Inwiefern kann man sagen, Jesus sei Davids Sohn (Matth. 1, 1)? Auf zwei Taten nur kann rekurriert werden, die ein Verbundensein der beiden über Epochen und Jahrhunderte hin aussagbar machen: Davids Spiel auf der Harfe, welches Licht brachte in Sauls Schwermut (1. Sam. 16, 23) und Davids Klagelied über Saul und Jonathan (2. Sam. 1, 17ff.), welches wiederum die beiden Getöteten ins Licht der Auferstehungswelt Jesu einrückte.

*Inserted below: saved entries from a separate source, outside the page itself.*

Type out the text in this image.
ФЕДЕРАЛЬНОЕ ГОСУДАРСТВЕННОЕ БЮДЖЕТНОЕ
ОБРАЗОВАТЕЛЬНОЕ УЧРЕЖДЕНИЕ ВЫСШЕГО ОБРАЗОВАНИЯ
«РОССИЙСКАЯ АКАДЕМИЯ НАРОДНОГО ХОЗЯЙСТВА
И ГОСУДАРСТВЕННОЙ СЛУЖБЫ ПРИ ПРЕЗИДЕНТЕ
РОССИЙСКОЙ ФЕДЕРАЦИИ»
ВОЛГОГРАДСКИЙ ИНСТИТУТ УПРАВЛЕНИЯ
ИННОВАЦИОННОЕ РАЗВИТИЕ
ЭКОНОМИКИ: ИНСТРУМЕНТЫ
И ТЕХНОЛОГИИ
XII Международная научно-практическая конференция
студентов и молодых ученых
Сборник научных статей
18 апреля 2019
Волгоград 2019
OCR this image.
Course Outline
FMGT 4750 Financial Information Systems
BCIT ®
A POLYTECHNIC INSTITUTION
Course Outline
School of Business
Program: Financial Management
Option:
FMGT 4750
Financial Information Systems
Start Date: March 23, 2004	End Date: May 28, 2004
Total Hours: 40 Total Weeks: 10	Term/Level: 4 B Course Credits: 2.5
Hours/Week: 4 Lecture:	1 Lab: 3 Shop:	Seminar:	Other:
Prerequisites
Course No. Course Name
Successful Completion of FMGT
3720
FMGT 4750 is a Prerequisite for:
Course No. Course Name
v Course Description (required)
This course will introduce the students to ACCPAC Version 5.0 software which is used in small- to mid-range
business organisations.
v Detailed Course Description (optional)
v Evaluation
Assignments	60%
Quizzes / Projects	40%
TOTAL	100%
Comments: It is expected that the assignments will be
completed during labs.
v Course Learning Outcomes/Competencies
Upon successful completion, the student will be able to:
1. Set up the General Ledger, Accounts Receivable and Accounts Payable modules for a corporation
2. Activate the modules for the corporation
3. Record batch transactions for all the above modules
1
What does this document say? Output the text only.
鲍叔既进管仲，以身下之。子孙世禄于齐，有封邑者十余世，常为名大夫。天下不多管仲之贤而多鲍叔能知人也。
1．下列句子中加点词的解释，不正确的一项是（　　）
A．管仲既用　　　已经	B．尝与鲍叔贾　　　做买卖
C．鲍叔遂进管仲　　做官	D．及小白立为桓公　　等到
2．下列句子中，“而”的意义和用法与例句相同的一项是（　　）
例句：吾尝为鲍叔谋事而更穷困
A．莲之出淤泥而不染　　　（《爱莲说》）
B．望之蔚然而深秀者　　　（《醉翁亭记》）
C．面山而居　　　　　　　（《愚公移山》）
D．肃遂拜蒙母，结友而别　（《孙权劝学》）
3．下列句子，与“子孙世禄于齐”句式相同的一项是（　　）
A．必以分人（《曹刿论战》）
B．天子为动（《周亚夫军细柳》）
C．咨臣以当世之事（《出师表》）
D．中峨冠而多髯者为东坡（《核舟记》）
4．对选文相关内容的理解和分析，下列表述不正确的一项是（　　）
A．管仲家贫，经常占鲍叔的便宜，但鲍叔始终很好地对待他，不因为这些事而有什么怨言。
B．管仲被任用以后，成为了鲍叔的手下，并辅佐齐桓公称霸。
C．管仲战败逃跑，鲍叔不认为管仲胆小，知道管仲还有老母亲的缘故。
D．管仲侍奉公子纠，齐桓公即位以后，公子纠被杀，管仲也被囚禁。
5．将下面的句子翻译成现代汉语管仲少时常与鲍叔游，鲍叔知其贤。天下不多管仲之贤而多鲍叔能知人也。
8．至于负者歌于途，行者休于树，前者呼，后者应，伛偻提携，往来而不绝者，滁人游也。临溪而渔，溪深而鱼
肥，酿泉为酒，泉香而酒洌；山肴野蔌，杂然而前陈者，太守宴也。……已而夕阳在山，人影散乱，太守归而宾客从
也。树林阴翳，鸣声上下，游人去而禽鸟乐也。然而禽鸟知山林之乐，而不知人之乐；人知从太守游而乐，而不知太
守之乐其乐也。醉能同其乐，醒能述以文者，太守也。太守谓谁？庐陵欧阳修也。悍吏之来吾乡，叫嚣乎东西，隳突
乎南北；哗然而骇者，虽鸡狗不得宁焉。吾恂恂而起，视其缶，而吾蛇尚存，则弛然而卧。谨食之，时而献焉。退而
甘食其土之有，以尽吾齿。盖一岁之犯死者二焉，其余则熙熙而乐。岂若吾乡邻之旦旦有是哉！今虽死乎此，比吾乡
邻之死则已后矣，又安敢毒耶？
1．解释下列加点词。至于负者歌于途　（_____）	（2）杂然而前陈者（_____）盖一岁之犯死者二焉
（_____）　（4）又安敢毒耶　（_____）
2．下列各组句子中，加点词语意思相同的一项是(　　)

Ein Schwermut und Tod hellmachender Gesang erweist sich als das Verbindende. Jesus ist die Harfe. Jesus ist das Klagelied. Jesus ist das Antiquariat, in welchem ich die wunderschöne Ausgabe der DUINESER ELEGIEN zu erstehen die Freude hatte. Jesu Lied steigt in meine Zisterne herab. Ich habe all die Jahre über der Melodien viele vernommen. Eine einzige, die mich in ihren Bann zu ziehen, zu elektrisieren vermocht. »…Ich gehe durch den Staub rötlich / ausgebleichter Ziegel, die zerbrochen. Milder Abend, der mich an algig / verbrackten Wassern dann entlanggeführet / eines Kanals.«

Autor: fentzloff

Ulrich Fentzloff, 1953 in Ludwigsburg geboren und aufgewachsen. Kind poetisch verklärter Tage in einem Württemberg des Geistes. Studium der Evang. Theologie und der Philosophie an der Universität Tübingen. Vikar in Leonberg-Silberberg. Pfarrverweser in Unterlenningen, am Fuße der Schwäbischen Alb. Gemeindepfarrer in Kirchberg/ Jagst (Hohenlohe), an der Johanneskirche in Stuttgart, und schließlich, 25 Jahre lang, bis Sommer 2016, in Langenargen am Bodensee. Lebt als Dichter in Konstanz. Absichtlich deckt den Ausgang des Tages zu, Umnachtet das Zukünftige uns der Gott Und lacht, wenn sterblich eins zu sehr be- Sorgt, was geschehen wird. (Horaz, in der Übersetzung Friedrich Hölderlins)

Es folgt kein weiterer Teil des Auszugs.